Medical condition suspected in death of third inmate to die in last two months, but sheriff asks for independent investigation

    Sheriff’s department officials believe a Grafton man who was found dead in his Ozaukee County jail cell Sunday — just two months after two other inmates committed suicide — died of a medical condition probably related to drug abuse, Undersheriff Jim Johnson said Monday.

    Emanuel M. Washington, 53, who was found unconscious in a special holding cell at 2:48 a.m. Aug. 11, was being treated for heroin withdrawal in the jail, Johnson said.

    Washington was arrested Wednesday, Aug. 7, for driving while intoxicated and had been in jail since 11:52 p.m. that day, according to the sheriff’s department.

    Washington is the third Ozaukee County inmate to die or suffer fatal injuries while in the jail since June 5.

    On June 9, Bridgitt A. Moorehead, 41, who authorities said was from Charleston, S.C., but listed a motel in Mequon as her address, was found dead in her single-person cell at around 7:50 a.m. Moorehead, who had been arrested by Mequon police and was charged with misdemeanor disorderly conduct, hung herself with bedding, authorities said.

    A week later, at 10:47 p.m. Sunday, June 16, 42-year-old Sonia Mojica of Port Washington was found unresponsive in her single-person cell. Mojica, who was charged with misdemeanor counts of disorderly conduct and bail jumping, hung herself using bedding but was revived by deputies and emergency medical technicians, according to the sheriff’s department. She died June 22 at a hospital.
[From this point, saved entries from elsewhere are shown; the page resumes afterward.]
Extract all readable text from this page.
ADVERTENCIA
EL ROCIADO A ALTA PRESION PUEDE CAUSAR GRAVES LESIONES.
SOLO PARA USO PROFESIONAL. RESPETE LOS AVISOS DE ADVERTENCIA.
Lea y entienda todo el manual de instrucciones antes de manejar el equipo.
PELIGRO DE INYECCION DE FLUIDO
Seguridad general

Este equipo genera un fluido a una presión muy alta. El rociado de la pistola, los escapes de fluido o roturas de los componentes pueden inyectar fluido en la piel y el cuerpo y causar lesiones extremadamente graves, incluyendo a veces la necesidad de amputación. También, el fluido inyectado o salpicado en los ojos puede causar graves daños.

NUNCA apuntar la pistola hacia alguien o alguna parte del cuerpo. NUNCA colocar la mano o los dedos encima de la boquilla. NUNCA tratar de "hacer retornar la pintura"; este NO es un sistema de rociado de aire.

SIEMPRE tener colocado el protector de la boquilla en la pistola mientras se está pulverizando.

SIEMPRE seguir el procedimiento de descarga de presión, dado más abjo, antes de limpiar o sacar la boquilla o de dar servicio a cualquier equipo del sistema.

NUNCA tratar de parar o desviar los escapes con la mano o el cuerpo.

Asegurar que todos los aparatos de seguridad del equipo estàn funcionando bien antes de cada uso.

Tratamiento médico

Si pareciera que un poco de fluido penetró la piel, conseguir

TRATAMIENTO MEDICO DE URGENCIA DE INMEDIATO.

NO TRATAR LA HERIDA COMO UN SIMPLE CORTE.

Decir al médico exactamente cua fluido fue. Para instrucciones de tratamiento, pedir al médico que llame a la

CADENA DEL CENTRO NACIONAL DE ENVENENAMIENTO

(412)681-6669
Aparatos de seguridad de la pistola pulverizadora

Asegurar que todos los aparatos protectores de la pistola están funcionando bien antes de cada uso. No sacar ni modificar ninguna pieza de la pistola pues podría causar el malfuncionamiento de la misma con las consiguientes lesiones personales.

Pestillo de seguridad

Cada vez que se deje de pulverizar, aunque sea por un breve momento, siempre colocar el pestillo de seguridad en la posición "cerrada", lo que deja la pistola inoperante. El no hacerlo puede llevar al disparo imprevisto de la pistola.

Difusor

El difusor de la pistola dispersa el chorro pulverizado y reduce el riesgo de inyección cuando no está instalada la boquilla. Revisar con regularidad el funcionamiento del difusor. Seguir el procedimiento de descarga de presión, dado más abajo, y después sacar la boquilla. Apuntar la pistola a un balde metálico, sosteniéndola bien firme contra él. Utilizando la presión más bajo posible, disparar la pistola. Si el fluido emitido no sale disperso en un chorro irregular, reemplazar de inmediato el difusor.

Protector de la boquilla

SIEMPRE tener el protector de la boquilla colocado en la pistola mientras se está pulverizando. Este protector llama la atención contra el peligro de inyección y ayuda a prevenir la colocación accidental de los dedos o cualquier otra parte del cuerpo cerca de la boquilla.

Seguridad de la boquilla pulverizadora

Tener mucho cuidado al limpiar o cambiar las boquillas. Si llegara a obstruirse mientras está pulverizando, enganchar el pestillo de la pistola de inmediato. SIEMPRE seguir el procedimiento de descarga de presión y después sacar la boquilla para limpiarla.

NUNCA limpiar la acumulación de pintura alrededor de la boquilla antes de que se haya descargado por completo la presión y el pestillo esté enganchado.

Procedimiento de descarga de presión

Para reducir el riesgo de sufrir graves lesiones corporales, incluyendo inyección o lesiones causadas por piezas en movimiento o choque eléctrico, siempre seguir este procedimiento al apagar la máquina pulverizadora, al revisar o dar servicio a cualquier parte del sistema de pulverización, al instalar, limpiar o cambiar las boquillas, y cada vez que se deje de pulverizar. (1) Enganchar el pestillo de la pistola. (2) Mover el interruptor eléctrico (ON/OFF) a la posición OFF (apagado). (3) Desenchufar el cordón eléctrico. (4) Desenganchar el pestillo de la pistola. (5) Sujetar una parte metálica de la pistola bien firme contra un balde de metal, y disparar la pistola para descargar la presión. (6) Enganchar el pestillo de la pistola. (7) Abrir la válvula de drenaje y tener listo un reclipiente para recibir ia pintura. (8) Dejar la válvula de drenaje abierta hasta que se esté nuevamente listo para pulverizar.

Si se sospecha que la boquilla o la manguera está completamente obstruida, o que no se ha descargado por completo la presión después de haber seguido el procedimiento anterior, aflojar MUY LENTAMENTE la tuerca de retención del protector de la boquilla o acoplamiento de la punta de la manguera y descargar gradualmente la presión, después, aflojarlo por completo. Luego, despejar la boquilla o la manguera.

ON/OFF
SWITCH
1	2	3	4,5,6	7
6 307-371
    The sheriff’s department investigated the deaths, which authorities said were unrelated, and determined they were suicides. Johnson said both women went through standard suicide screenings and showed no indication they were likely to take their lives.

    The sheriff’s department is now investigating the death of Washington and have asked the Washington County Sheriff’s Department to conduct an independent investigation.

    “We believe he (Washington) died of natural causes or because of a medical condition,” said Johnson, who noted that Washington suffered from high blood pressure. “We have no evidence of any sort of external cause, but we have requested Washington County review the incident to make sure there is transparency.”

    A autopsy was performed but the medical examiner will not release a report until the results of toxicology tests are available, Johnson said.

    When Washington was brought to the jail after being arrested for driving while intoxicated, he was given a preliminary test that showed he had no alcohol in his system, Johnson said.

    But he exhibited signs of drug use and was put on the jail’s standard heroin withdrawal protocol, Johnson said. He was being given Suboxone, a drug commonly used to treat the symptoms of withdrawal, and was being held in a special high-visibility cell within the jail’s holding area so deputies could watch him closely.

    At 2:48 a.m. Sunday, a jailer conducting a regular jail inspection saw Washington presumably sleeping but decided to go into the cell and check on him, Johnson said. Daily-Press

    “One of our deputies thought there was something unusual, so he got another deputy for security reasons and went in (the cell),” said Johnson, who added he does not know why the deputy became concerned about Washington.

    Deputies worked unsuccessfully for about 40 minutes to resuscitate Washington, according to the sheriff’s department.        Although he was arrested for first-offense driving while intoxicated — a traffic offense punishable by a fine and license suspension — Washington was being held in jail for allegedly violating the conditions of his probation ordered in another case.

    According to court records, Washington pleaded guilty in February 2008 to a felony charge of possession with intent to deliver heroin in Milwaukee County and was sentenced to four years in prison and four years extended supervision.